Sobald die Buwog ein Portfolio von mehr als 40.000 Wohnungen hat, will Zehetner sie an die Börse bringen - möglichst noch im bis Ende April laufenden Geschäftsjahr 2013/14. "Das wäre das Wunschszenario", sagte er. Der Schritt könne jedoch auch später im Jahr 2014 erfolgen.

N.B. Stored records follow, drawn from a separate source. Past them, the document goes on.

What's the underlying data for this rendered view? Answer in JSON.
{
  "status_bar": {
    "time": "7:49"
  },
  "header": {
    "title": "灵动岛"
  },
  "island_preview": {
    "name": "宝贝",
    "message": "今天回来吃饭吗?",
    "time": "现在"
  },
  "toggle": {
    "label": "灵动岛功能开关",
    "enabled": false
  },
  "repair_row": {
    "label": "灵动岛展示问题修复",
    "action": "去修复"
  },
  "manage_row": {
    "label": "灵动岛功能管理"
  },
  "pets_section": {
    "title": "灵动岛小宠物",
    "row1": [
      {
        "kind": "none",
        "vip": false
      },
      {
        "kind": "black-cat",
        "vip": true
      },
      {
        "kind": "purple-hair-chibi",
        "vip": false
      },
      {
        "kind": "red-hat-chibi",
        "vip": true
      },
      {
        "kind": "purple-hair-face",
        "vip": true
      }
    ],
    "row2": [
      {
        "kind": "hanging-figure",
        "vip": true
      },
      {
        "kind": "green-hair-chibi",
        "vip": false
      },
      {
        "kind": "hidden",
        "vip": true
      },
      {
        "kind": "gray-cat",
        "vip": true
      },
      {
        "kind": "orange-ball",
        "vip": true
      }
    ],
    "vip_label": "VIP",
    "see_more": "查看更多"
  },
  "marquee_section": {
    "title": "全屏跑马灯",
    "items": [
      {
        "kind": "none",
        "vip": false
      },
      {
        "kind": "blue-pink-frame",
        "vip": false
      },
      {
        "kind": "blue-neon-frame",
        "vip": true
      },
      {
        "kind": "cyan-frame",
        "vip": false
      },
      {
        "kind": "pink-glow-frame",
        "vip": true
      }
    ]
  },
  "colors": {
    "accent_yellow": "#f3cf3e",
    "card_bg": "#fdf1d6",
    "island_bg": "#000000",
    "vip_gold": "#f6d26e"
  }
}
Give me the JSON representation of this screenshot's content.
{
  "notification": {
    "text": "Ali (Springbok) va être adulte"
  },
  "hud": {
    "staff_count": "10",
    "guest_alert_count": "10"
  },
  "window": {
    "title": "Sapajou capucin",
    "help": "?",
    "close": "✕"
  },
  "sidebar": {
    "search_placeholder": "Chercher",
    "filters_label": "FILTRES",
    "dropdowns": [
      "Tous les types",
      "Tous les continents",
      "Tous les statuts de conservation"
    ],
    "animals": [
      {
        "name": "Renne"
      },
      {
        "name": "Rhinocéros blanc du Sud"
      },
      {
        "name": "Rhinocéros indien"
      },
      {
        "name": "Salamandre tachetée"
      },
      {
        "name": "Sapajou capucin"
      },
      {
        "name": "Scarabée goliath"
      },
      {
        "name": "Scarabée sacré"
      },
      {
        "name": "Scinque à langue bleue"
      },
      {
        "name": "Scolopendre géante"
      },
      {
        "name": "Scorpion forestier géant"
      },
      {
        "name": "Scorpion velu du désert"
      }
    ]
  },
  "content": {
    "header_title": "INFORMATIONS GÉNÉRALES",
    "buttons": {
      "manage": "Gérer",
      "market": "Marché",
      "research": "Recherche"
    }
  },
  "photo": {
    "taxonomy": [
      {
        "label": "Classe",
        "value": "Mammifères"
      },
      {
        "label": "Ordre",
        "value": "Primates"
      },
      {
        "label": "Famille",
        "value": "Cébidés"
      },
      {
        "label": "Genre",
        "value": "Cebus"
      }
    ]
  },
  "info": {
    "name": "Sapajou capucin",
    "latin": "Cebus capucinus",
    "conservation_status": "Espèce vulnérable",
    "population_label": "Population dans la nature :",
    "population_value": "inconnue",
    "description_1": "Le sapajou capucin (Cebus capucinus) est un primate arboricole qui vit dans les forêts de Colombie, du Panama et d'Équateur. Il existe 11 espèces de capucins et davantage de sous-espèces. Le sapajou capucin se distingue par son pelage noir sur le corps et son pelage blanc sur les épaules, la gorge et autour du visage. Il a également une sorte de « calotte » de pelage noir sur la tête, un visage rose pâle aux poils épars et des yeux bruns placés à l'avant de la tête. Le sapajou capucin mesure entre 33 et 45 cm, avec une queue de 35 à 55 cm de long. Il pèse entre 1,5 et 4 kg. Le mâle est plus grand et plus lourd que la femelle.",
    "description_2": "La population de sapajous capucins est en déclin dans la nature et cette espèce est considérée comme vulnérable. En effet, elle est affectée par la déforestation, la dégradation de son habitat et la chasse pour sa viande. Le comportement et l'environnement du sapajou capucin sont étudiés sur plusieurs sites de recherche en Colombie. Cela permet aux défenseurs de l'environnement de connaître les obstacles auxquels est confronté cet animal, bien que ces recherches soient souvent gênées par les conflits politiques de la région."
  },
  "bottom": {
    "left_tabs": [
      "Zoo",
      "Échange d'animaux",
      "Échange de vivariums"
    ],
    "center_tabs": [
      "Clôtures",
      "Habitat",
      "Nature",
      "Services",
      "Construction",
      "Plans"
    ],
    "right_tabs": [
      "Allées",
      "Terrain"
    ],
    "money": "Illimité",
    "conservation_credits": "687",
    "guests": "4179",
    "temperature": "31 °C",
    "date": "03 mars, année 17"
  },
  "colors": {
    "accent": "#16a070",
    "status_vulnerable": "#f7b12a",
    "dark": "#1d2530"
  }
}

Ob Immofinanz die Tochter als klassisches IPO an die Börse bringt oder nach dem Vorbild von Siemens und seiner Leuchtmitteltochter Osram im Zuge einer Abspaltung an die bestehenden Aktionäre verschenkt, könnte sich bis Ende Dezember entscheiden, sagte Zehetner. Dies sei vor allem vom Marktumfeld abhängig. Bei einer Abspaltung würde Immofinanz zunächst die Hälfte der Buwog an die Aktionäre verschenken und einige Jahre später weitere Anteile über die Börse verkaufen.

Plan mit Hindernissen

Eigentlich wollte Zehetner die Buwog bereits im laufenden Jahr auf dem Kurszettel einer deutschen Börse sehen - wegen des volatilen Börsenumfeld hatte der Konzern dieses Ziel aber dann verschoben. Zuvor hatten bereits die deutschen Konkurrentinnen Deutsche Annington und Gagfah Probleme, ihre Aktien bei Investoren zu platzieren.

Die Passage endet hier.